After this, I decided to approach the producers of other types of table and unit displays. Their Sales and Marketing department was quite excited. They enquired whether I could give them sole rights to the product, in return for which they were prepared to pay me a royalty. This got me really excited and then the CEO of the company burst my bubble.
According to him, the plastic food carvings would be competing with his table display products. With plastic ornamental food carvings on the scene, people would not use his products, thus decreasing his sales. “Thanks, but we’ll pass” was his decision. Here I learned an important lesson. Any new item should not decrease sales of present goods, but add to them, thereby providing users a wider selection.
I discussed my dilemma with a customer, and he told me, “Get in touch with the source.”
“And who would that be?” I inquired.
“Those who produce the real goods – bigger food carvings and ice carvings”, he said.
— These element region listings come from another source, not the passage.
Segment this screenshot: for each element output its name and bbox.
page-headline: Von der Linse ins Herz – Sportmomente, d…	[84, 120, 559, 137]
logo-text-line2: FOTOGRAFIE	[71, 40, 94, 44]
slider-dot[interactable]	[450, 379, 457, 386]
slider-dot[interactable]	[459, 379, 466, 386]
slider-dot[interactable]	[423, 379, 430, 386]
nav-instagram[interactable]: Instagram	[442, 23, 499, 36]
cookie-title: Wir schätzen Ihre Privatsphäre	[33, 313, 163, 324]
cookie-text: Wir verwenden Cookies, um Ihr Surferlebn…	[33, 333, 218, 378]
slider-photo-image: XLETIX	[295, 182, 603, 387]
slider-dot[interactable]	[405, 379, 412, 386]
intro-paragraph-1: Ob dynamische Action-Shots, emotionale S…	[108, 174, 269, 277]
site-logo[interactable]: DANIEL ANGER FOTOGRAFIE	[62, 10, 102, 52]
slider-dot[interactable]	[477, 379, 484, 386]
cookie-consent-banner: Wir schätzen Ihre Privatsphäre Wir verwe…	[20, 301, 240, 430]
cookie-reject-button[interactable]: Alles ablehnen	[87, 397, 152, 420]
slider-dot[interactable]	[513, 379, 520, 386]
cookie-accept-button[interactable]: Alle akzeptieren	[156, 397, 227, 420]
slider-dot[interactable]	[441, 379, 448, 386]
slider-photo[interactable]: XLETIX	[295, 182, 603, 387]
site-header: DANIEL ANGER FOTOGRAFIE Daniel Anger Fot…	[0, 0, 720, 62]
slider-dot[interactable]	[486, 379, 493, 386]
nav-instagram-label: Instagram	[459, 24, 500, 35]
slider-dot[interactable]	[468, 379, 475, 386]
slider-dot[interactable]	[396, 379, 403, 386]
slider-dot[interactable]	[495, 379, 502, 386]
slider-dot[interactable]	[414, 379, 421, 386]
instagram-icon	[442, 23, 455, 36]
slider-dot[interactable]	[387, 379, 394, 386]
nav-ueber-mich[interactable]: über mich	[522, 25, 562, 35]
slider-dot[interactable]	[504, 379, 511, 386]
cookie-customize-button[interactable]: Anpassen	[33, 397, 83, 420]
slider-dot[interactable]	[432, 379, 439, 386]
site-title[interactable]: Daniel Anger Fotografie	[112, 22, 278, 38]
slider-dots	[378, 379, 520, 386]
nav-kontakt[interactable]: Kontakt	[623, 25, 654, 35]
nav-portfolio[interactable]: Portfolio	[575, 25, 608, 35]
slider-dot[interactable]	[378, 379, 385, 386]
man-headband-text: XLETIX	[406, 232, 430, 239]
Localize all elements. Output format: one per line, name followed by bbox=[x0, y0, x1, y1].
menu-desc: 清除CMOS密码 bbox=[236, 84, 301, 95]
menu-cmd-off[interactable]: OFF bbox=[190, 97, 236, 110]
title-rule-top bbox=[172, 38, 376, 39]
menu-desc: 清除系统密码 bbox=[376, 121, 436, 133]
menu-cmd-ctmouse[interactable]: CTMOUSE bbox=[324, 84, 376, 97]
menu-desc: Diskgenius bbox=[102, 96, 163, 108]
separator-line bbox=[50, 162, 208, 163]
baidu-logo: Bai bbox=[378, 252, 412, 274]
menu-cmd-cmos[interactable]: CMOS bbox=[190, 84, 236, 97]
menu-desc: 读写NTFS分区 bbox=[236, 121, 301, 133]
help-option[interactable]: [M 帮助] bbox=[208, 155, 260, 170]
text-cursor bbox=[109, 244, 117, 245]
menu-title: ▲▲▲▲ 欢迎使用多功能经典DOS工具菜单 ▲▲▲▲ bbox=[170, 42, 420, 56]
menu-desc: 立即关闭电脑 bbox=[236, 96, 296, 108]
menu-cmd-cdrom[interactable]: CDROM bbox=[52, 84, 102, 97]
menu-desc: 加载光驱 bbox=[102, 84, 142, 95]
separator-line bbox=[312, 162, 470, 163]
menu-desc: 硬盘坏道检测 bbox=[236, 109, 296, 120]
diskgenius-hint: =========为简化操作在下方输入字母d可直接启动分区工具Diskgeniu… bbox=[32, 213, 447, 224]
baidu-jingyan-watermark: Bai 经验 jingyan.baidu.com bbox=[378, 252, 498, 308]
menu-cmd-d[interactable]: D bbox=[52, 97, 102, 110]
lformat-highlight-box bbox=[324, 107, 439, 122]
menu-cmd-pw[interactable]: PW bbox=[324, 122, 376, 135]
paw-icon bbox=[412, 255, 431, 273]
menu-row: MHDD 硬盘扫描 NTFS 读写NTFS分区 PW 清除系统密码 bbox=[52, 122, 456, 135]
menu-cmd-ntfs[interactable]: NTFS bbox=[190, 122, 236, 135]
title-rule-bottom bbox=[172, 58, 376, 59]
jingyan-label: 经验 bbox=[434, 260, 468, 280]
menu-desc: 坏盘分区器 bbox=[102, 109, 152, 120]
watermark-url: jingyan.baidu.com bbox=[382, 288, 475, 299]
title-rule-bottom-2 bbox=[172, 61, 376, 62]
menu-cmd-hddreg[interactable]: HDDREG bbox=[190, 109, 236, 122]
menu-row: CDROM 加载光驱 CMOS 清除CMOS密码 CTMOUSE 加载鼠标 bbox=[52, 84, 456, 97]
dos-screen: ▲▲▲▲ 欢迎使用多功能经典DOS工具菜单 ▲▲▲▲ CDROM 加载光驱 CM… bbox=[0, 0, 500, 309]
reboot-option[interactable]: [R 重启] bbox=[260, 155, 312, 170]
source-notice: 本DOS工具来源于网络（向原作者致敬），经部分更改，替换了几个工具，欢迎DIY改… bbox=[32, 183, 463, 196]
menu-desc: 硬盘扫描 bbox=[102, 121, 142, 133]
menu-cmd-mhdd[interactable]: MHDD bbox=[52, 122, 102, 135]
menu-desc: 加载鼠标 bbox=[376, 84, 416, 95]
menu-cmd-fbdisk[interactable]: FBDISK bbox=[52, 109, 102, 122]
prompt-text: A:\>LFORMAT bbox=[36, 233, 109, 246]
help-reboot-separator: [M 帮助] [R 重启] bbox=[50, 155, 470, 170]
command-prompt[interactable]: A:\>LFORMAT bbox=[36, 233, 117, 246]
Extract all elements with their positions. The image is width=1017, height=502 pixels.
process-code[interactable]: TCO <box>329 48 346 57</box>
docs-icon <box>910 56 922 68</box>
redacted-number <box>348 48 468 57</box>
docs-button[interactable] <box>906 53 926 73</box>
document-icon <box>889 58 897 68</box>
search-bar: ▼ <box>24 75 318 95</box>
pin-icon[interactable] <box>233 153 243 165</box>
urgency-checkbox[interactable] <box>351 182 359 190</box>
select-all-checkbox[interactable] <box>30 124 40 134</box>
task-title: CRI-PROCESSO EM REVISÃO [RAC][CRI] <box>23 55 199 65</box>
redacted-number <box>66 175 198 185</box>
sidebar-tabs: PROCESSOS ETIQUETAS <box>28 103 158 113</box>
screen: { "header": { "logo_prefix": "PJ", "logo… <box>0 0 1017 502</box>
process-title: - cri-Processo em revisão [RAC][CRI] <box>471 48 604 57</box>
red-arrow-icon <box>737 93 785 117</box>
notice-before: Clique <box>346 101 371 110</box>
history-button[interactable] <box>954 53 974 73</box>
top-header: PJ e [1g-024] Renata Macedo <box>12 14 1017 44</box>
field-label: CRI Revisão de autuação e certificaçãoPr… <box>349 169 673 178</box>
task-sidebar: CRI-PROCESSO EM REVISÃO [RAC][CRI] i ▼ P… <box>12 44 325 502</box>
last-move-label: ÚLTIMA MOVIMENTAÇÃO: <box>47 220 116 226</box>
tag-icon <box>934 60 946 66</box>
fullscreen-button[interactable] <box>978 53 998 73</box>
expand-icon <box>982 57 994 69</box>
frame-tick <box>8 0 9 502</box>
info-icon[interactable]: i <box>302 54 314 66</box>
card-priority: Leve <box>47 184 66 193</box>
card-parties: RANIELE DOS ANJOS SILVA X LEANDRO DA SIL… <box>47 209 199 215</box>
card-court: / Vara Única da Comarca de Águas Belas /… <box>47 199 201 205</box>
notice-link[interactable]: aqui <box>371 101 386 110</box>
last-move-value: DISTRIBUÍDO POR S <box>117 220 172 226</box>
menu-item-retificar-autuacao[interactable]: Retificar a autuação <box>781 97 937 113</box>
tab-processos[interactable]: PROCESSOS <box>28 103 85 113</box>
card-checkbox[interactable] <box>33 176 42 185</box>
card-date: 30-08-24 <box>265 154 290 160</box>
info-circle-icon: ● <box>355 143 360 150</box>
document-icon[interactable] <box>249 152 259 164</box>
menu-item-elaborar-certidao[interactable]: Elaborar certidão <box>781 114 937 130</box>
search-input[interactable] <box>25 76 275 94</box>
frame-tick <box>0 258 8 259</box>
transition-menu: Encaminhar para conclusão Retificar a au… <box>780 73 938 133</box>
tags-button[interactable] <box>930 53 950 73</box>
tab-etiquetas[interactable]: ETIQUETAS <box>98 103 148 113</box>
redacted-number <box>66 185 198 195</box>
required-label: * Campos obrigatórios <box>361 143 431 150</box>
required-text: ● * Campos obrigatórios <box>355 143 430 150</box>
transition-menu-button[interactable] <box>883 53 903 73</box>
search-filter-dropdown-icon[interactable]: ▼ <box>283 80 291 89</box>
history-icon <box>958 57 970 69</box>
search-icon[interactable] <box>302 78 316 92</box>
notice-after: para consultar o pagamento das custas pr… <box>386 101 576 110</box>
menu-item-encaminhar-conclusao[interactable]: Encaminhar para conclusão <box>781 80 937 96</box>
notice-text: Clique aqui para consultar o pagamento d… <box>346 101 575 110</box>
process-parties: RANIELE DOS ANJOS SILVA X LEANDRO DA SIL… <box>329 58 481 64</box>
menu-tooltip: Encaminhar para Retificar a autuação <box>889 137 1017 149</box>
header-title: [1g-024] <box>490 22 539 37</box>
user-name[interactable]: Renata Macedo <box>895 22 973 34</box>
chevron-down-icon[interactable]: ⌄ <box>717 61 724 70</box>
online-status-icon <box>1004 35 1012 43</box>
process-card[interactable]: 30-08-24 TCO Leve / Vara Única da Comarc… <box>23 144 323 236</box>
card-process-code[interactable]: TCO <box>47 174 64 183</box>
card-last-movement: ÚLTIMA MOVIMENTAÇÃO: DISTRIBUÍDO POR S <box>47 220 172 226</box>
Initially, I thought it was not a very great idea. Obviously, if they had the marketplace cornered with bigger food carvings and ice carvings, they would probably not be fascinated at the idea of an alternative. But then it struck me that my product was not an alternative. I had small plastic food carving displays, which would perfectly complement the bigger ones. Thus, I grabbed the Yellow Pages and called up the first number.
I talked to the Managing Head and he was so thrilled with my idea that he hopped on to an airplane the very next morning and met with me. By the end of the day, we had reached an agreement wherein he would pay me a royalty on whatever sales of the pre-prepared ornamental food carvings he managed, and I left with a cheque in my pocket. Yes, there were some formalities to complete and loose ends to tie up, but that was just a little administrative work. The deal was on.
From then, till now, I have obtained and re-sold the sole rights of various other goods such as:
- A product for gift wrapping presents in balloons
- A device for keeping open bin bags
- A collapsible bin
- A series of novelty door knobs
- Vending machines
- A device for rocking babies to sleep
- A bracket for holding paint tins on ladders
By reading all this, you are probably realising that here’s an idea which may work well for you too. You may have, in all likelihood, even come up with some possible ideas about goods that you can handle. Even if you haven’t, worry not. That’s what I’m going to do – educate you about how to search for goods and products, and come up with ideas, which will enable you to strike your own deals and earn handsome royalties.
The Appendix has a few sample agreements, which can be altered as per your individual needs.